Couple "Denial of Service" Vulnerabilities in Solana rBPF
Couple of bugs originating in Solana’s JIT: one an optimization issue, the other a bad instruction choice, both found through fuzzing.
Denial of Service - Resource Exhaustion ($100,000 bounty) the first bug was a memory leak from the following code:
entrypoint:
r0 = r0 + 255
if r0 <= 8355838 goto -2
r9 = r3 >> 3
call -1
What happens here is that the first two lines just iterate and add 255 to r0
to run for exactly 65534 instructions. Each Solana program is limited to only 65535 instructions. After that it does a calculation for the 65535th instruction, and then a call -1
which gives an unresolved symbol error as -1
isn’t a defined function. This error will allocate a buffer to store what the unresolved symbol was.
The problem is that the instruction count is only checked at the end of each basic block, so it checked and updated after the if
and added the call
. So after the call happens, the instruction count is updated. It sees that it has gone over 65535 instructions and issues a new error for exceeding the maximum instruction count. This new error overwrites the previously error, overwritting the pointer to the allocated buffer and never freeing it.

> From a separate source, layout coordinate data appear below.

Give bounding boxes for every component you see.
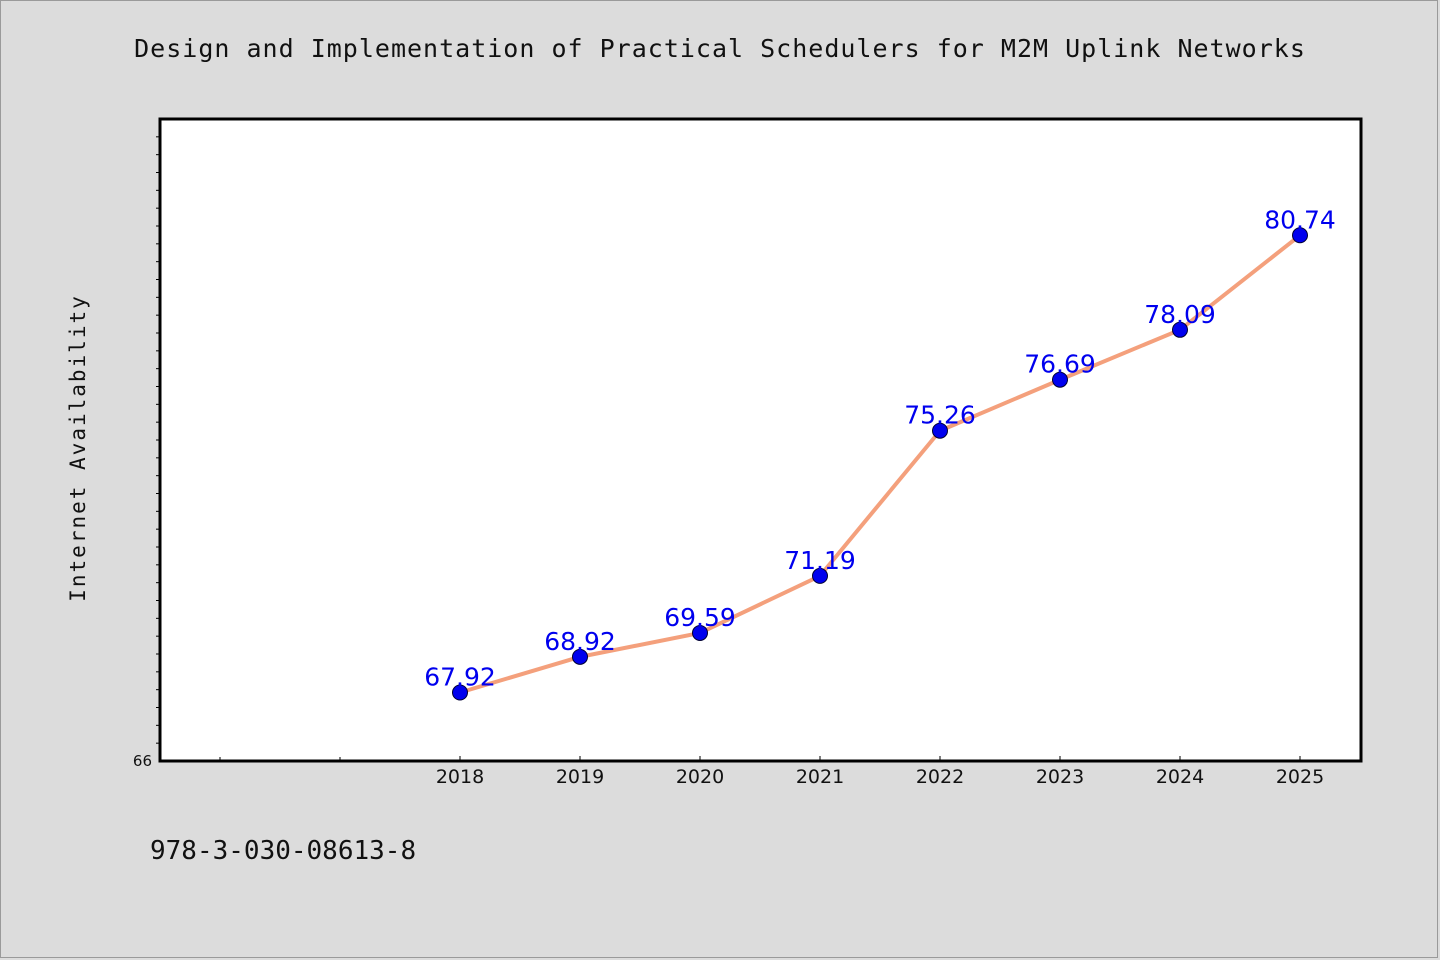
x-tick-label: 2022	[916, 766, 964, 788]
data-point	[692, 624, 708, 641]
data-label: 78.09	[1144, 300, 1216, 329]
x-axis-ticks: 2018 2019 2020 2021 2022 2023 2024 2025	[219, 756, 1324, 788]
series-group	[452, 227, 1308, 701]
series-line	[458, 233, 1302, 695]
data-label: 76.69	[1024, 350, 1096, 379]
plot-area	[158, 117, 1363, 763]
data-label: 75.26	[904, 401, 976, 430]
data-label: 71.19	[784, 546, 856, 575]
y-axis-ticks: 66	[133, 136, 160, 770]
data-label: 69.59	[664, 603, 736, 632]
data-labels: 67.92 68.92 69.59 71.19 75.26 76.69 78.09 80.74	[424, 205, 1336, 691]
data-label: 68.92	[544, 627, 616, 656]
y-tick-label: 66	[133, 752, 152, 770]
data-point	[1052, 371, 1068, 388]
x-tick-label: 2025	[1276, 766, 1324, 788]
data-label: 67.92	[424, 663, 496, 692]
x-tick-label: 2023	[1036, 766, 1084, 788]
data-point	[932, 422, 948, 439]
isbn-label: 978-3-030-08613-8	[150, 836, 417, 866]
x-tick-label: 2018	[436, 766, 484, 788]
x-tick-label: 2020	[676, 766, 724, 788]
x-tick-label: 2024	[1156, 766, 1204, 788]
data-point	[572, 648, 588, 665]
data-point	[1292, 227, 1308, 244]
data-point	[812, 567, 828, 584]
data-point	[1172, 321, 1188, 338]
x-tick-label: 2021	[796, 766, 844, 788]
x-tick-label: 2019	[556, 766, 604, 788]
data-label: 80.74	[1264, 205, 1336, 234]
chart-title: Design and Implementation of Practical S…	[134, 34, 1306, 63]
data-point	[452, 684, 468, 701]
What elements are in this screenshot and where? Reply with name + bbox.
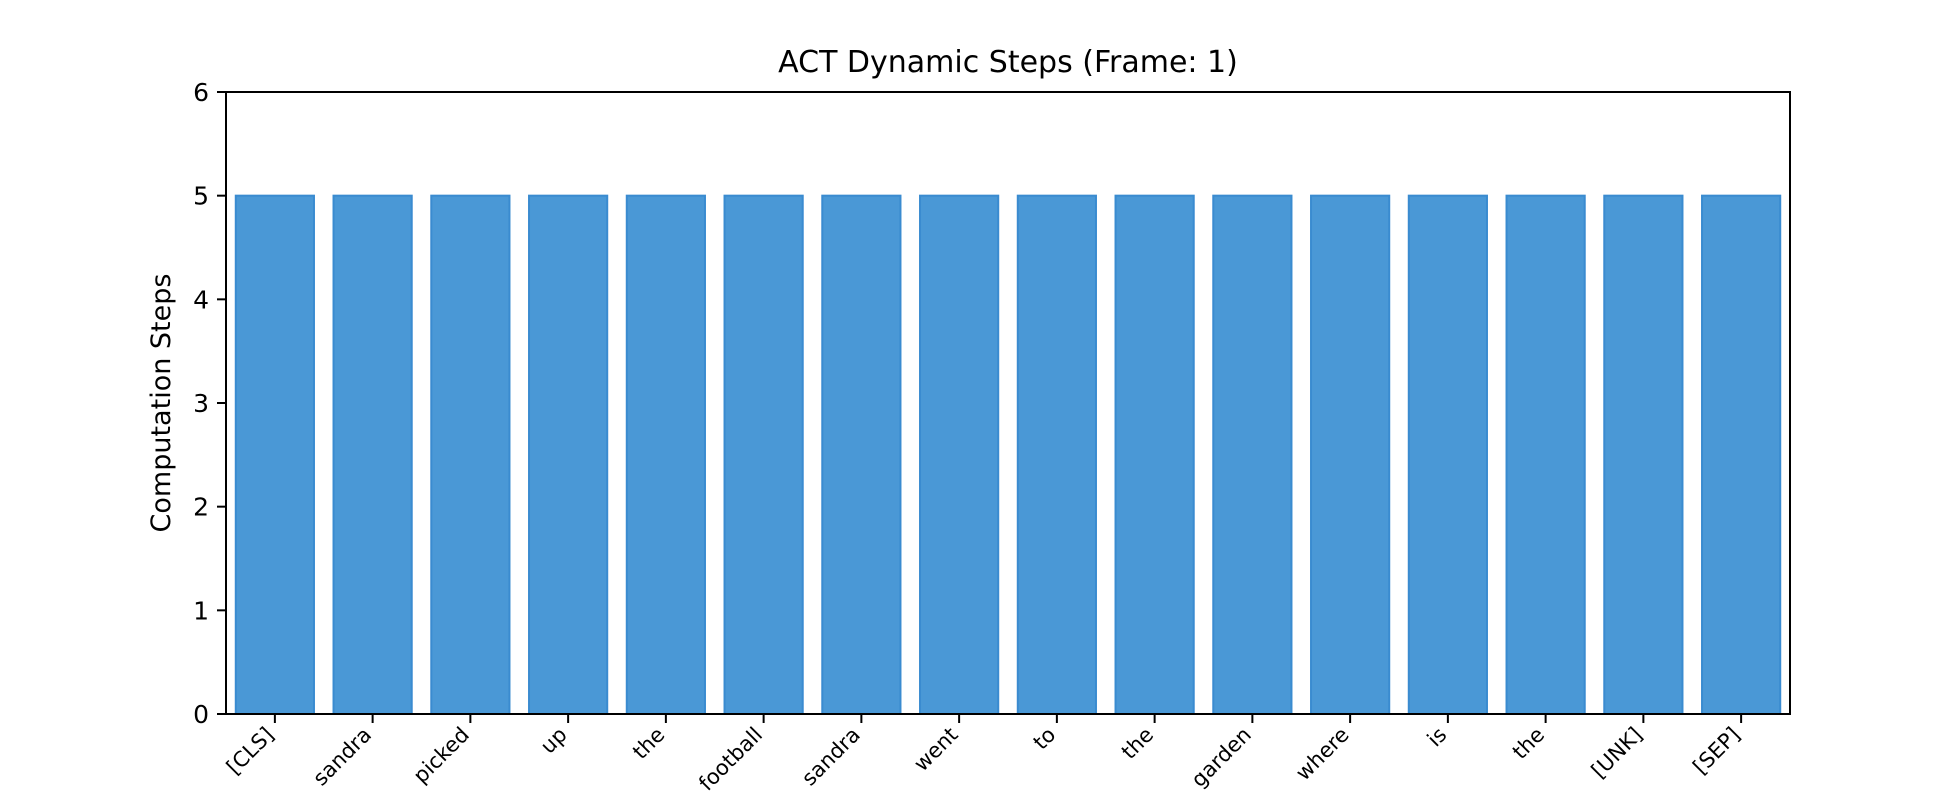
y-tick-label: 2: [193, 493, 209, 522]
bar-1: [332, 194, 413, 714]
bar-4: [625, 194, 706, 714]
bar-13: [1505, 194, 1586, 714]
x-tick-label: [CLS]: [222, 723, 279, 780]
x-tick-label: sandra: [797, 723, 865, 791]
bar-15: [1701, 194, 1782, 714]
y-tick-label: 1: [193, 596, 209, 625]
bar-8: [1016, 194, 1097, 714]
x-ticks-layer: [CLS] sandra picked up the football sandra went…: [222, 714, 1745, 796]
y-axis-label: Computation Steps: [146, 274, 177, 533]
y-tick-label: 4: [193, 285, 209, 314]
x-tick-label: up: [536, 723, 572, 759]
x-tick-label: picked: [409, 723, 474, 788]
bar-14: [1603, 194, 1684, 714]
bar-11: [1310, 194, 1391, 714]
x-tick-label: sandra: [308, 723, 376, 791]
x-tick-label: [UNK]: [1587, 723, 1647, 783]
x-tick-label: to: [1029, 723, 1061, 755]
bar-7: [919, 194, 1000, 714]
x-tick-label: is: [1423, 723, 1452, 752]
x-tick-label: the: [1508, 723, 1549, 764]
bar-2: [430, 194, 511, 714]
y-tick-label: 3: [193, 389, 209, 418]
x-tick-label: where: [1291, 723, 1354, 786]
x-tick-label: garden: [1187, 723, 1256, 792]
x-tick-label: football: [694, 723, 767, 794]
bar-3: [528, 194, 609, 714]
x-tick-label: the: [628, 723, 669, 764]
bar-5: [723, 194, 804, 714]
x-tick-label: [SEP]: [1688, 723, 1744, 779]
bars-layer: [234, 194, 1782, 714]
x-tick-label: went: [909, 723, 962, 776]
bar-12: [1407, 194, 1488, 714]
bar-0: [234, 194, 315, 714]
y-ticks-layer: 0 1 2 3 4 5 6: [193, 78, 226, 729]
y-tick-label: 5: [193, 182, 209, 211]
x-tick-label: the: [1117, 723, 1158, 764]
chart-title: ACT Dynamic Steps (Frame: 1): [778, 45, 1238, 80]
bar-9: [1114, 194, 1195, 714]
bar-6: [821, 194, 902, 714]
y-tick-label: 6: [193, 78, 209, 107]
bar-10: [1212, 194, 1293, 714]
y-tick-label: 0: [193, 700, 209, 729]
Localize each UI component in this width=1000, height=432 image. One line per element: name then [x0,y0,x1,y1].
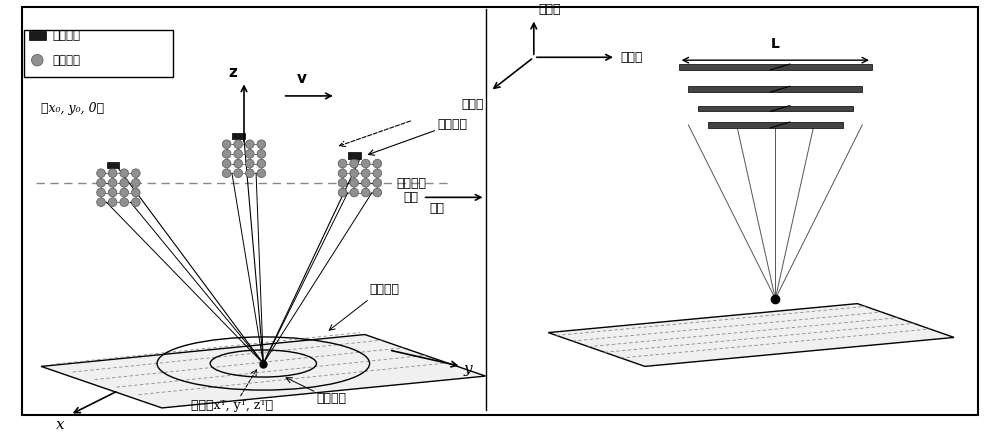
Circle shape [108,198,117,206]
Circle shape [361,169,370,178]
Bar [348,152,361,159]
Circle shape [222,149,231,158]
Circle shape [222,140,231,149]
Circle shape [108,188,117,197]
Text: 接收基阵: 接收基阵 [437,118,467,131]
Polygon shape [548,304,954,366]
Text: 虚拟合成: 虚拟合成 [396,177,426,190]
Text: 航迹: 航迹 [403,191,418,204]
Bar [107,162,119,168]
Circle shape [245,169,254,178]
Circle shape [373,159,382,168]
Bar [679,64,872,70]
Circle shape [222,169,231,178]
Bar [688,86,862,92]
Circle shape [234,159,243,168]
Text: 航迹向: 航迹向 [621,51,643,64]
Circle shape [245,159,254,168]
Circle shape [234,140,243,149]
Circle shape [97,198,105,206]
Circle shape [131,188,140,197]
Text: 航迹: 航迹 [429,203,444,216]
Polygon shape [41,334,486,408]
Circle shape [350,188,358,197]
Circle shape [97,178,105,187]
Text: （x₀, y₀, 0）: （x₀, y₀, 0） [41,102,104,115]
Circle shape [373,178,382,187]
Circle shape [257,149,266,158]
Circle shape [245,140,254,149]
Circle shape [31,54,43,66]
Text: 目标（xᵀ, yᵀ, zᵀ）: 目标（xᵀ, yᵀ, zᵀ） [191,399,273,412]
Text: 水平向: 水平向 [461,98,484,111]
Circle shape [373,188,382,197]
Circle shape [120,188,129,197]
Circle shape [131,178,140,187]
Circle shape [338,178,347,187]
Bar [698,105,853,111]
Text: L: L [771,37,780,51]
Circle shape [222,159,231,168]
Circle shape [131,198,140,206]
Bar [708,122,843,128]
Circle shape [97,188,105,197]
Text: 发射阵元: 发射阵元 [53,29,81,42]
Text: y: y [463,362,472,376]
Circle shape [350,178,358,187]
Circle shape [257,140,266,149]
Circle shape [361,178,370,187]
Circle shape [245,149,254,158]
Bar [232,133,245,140]
Circle shape [234,149,243,158]
Bar [29,31,46,40]
Circle shape [120,169,129,178]
FancyBboxPatch shape [22,7,978,415]
Circle shape [108,169,117,178]
Circle shape [97,169,105,178]
Text: 接收波束: 接收波束 [370,283,400,295]
Text: 深度向: 深度向 [539,3,561,16]
Text: x: x [56,418,65,432]
Circle shape [338,169,347,178]
Circle shape [338,159,347,168]
Circle shape [350,169,358,178]
Circle shape [120,198,129,206]
Text: v: v [297,71,307,86]
Circle shape [373,169,382,178]
Circle shape [350,159,358,168]
Circle shape [108,178,117,187]
Circle shape [361,159,370,168]
Text: 接收阵元: 接收阵元 [53,54,81,67]
Circle shape [338,188,347,197]
Circle shape [120,178,129,187]
Circle shape [234,169,243,178]
Circle shape [361,188,370,197]
Text: z: z [228,64,237,79]
FancyBboxPatch shape [24,30,173,76]
Text: 发射波束: 发射波束 [316,392,346,405]
Circle shape [257,169,266,178]
Circle shape [131,169,140,178]
Circle shape [257,159,266,168]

Persistent read-only data corruption
This one has a much simpler root cause, the cmp_immediate
instruction would use the x86 opcode 0x81
for all compares including 8bit wide compares, but 0x80
should be used for 8bit immediate. This would happen while looking up an offset to a memory address, and if some non-zero values were in the upper bits, the comparison could end up approving a write to a read-only memory location thinking it is intended for a different location.